Una maravilla. Me encanta este poema. Así que fue todo un placer descubrir que varios fragmentos estaban presentes en el inicio del tema 8 del libro de Lengua y Litertura españolas de 1º de la ESO (edición de Edelvives).

Además, coincidía que en 2º de Bachillerato, en la asignatura de Literatura Universal, íbamos por ese período, así que les intenté empapar de Romanticismo a los más pequeños: les conté las características básicas de esa época, como contraposición a lo anterior, la Ilustración, les leí algunas rimas de Bécquer, les recité la «Canción del pirata» íntegra, trabajamos sobre ella, medimos sus versos y definimos la rima, la leímos muchas veces, les expliqué que esa libertad (la del pirata rodeado de su mar) es la que nunca nadie deberá arrebatarles porque la libertad primera, la de ser individuos ante el mundo, es la más esencial de todas, la básica, la que por tener desde siempre igual no sabemos apreciar. Y, por último, para que vieran que no todo en la poesía tiene que ser aburrido o sonar a hace varios siglos, les puse la versión del poema de Espronceda que el grupo riojano de heavy metal Tierra Santa incluyó en su tercer disco, Tierras de leyenda, editado en 2000. Aquí la tienen:




Les gustó más la original (sin música), dicho sea de paso, aunque he de reconocer que, desde que conozco esta canción, no puedo leer el poema de Espronceda sin escucharlo con la voz de Ángel San Juan.

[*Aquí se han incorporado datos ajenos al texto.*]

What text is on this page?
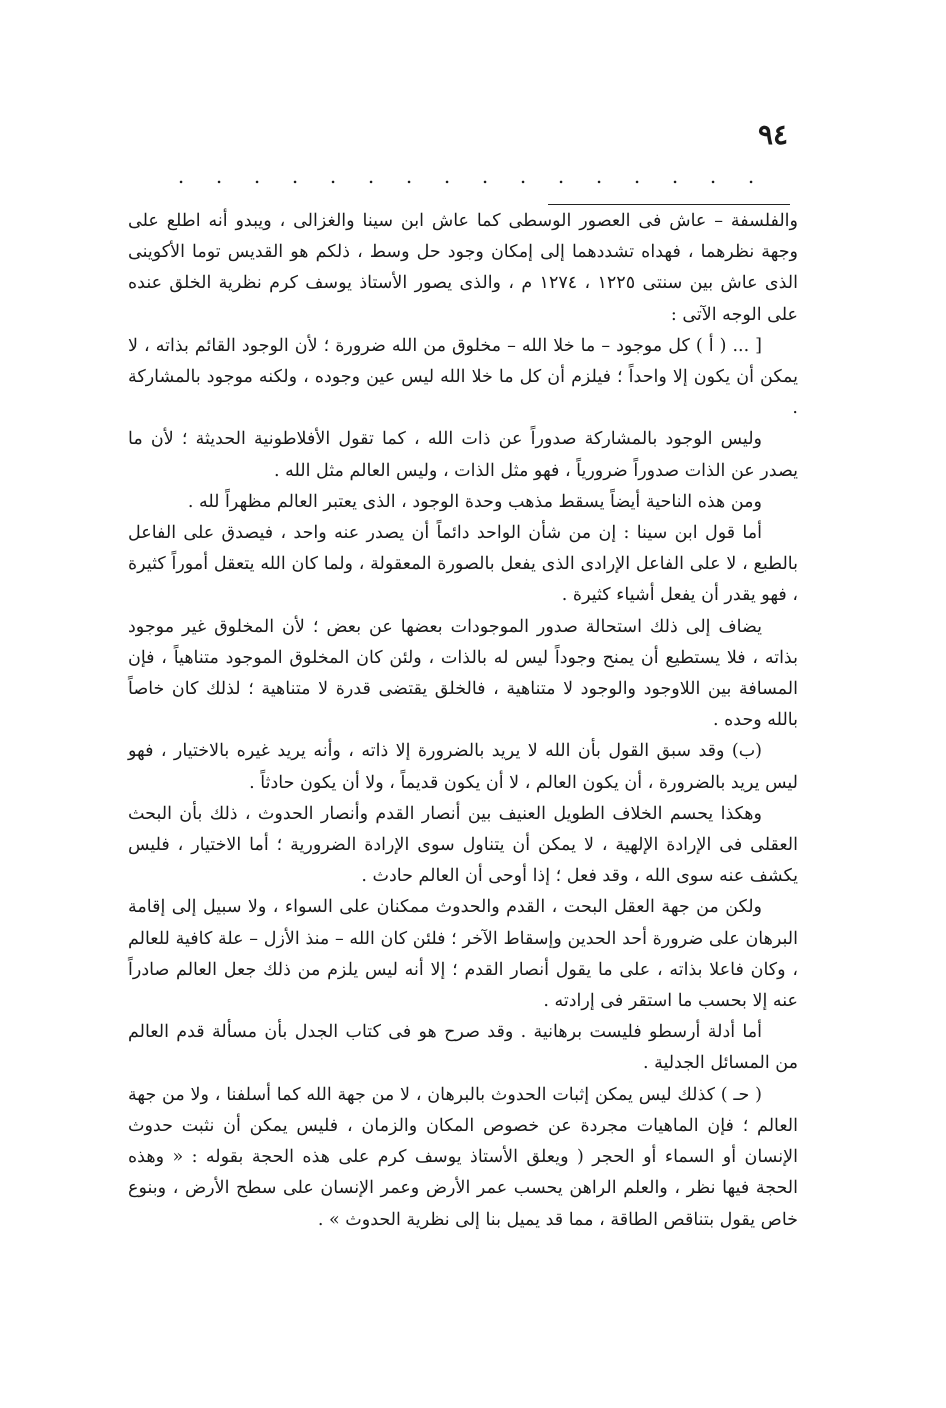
٩٤
................

والفلسفة – عاش فى العصور الوسطى كما عاش ابن سينا والغزالى ، ويبدو أنه اطلع على وجهة نظرهما ، فهداه تشددهما إلى إمكان وجود حل وسط ، ذلكم هو القديس توما الأكوينى الذى عاش بين سنتى ١٢٢٥ ، ١٢٧٤ م ، والذى يصور الأستاذ يوسف كرم نظرية الخلق عنده على الوجه الآتى :

[ ... ( أ ) كل موجود – ما خلا الله – مخلوق من الله ضرورة ؛ لأن الوجود القائم بذاته ، لا يمكن أن يكون إلا واحداً ؛ فيلزم أن كل ما خلا الله ليس عين وجوده ، ولكنه موجود بالمشاركة .

وليس الوجود بالمشاركة صدوراً عن ذات الله ، كما تقول الأفلاطونية الحديثة ؛ لأن ما يصدر عن الذات صدوراً ضرورياً ، فهو مثل الذات ، وليس العالم مثل الله .

ومن هذه الناحية أيضاً يسقط مذهب وحدة الوجود ، الذى يعتبر العالم مظهراً لله .

أما قول ابن سينا : إن من شأن الواحد دائماً أن يصدر عنه واحد ، فيصدق على الفاعل بالطبع ، لا على الفاعل الإرادى الذى يفعل بالصورة المعقولة ، ولما كان الله يتعقل أموراً كثيرة ، فهو يقدر أن يفعل أشياء كثيرة .

يضاف إلى ذلك استحالة صدور الموجودات بعضها عن بعض ؛ لأن المخلوق غير موجود بذاته ، فلا يستطيع أن يمنح وجوداً ليس له بالذات ، ولئن كان المخلوق الموجود متناهياً ، فإن المسافة بين اللاوجود والوجود لا متناهية ، فالخلق يقتضى قدرة لا متناهية ؛ لذلك كان خاصاً بالله وحده .

(ب) وقد سبق القول بأن الله لا يريد بالضرورة إلا ذاته ، وأنه يريد غيره بالاختيار ، فهو ليس يريد بالضرورة ، أن يكون العالم ، لا أن يكون قديماً ، ولا أن يكون حادثاً .

وهكذا يحسم الخلاف الطويل العنيف بين أنصار القدم وأنصار الحدوث ، ذلك بأن البحث العقلى فى الإرادة الإلهية ، لا يمكن أن يتناول سوى الإرادة الضرورية ؛ أما الاختيار ، فليس يكشف عنه سوى الله ، وقد فعل ؛ إذا أوحى أن العالم حادث .

ولكن من جهة العقل البحت ، القدم والحدوث ممكنان على السواء ، ولا سبيل إلى إقامة البرهان على ضرورة أحد الحدين وإسقاط الآخر ؛ فلئن كان الله – منذ الأزل – علة كافية للعالم ، وكان فاعلا بذاته ، على ما يقول أنصار القدم ؛ إلا أنه ليس يلزم من ذلك جعل العالم صادراً عنه إلا بحسب ما استقر فى إرادته .

أما أدلة أرسطو فليست برهانية . وقد صرح هو فى كتاب الجدل بأن مسألة قدم العالم من المسائل الجدلية .

( حـ ) كذلك ليس يمكن إثبات الحدوث بالبرهان ، لا من جهة الله كما أسلفنا ، ولا من جهة العالم ؛ فإن الماهيات مجردة عن خصوص المكان والزمان ، فليس يمكن أن نثبت حدوث الإنسان أو السماء أو الحجر ( ويعلق الأستاذ يوسف كرم على هذه الحجة بقوله : « وهذه الحجة فيها نظر ، والعلم الراهن يحسب عمر الأرض وعمر الإنسان على سطح الأرض ، وبنوع خاص يقول بتناقص الطاقة ، مما قد يميل بنا إلى نظرية الحدوث » .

Pero hay otras versiones, claro está. Una de las más recientes, descubierta gracias a Internet, es la que hizo e interpreta Alejandro Roop Martín (he aquí su web), mucho más tranquila que la anterior aunque con la misma esencia. Con ella me despido, instándoles a que vuelvan a leer el hermoso canto a la libertad de José de Espronceda, invitándoles a leer siempre.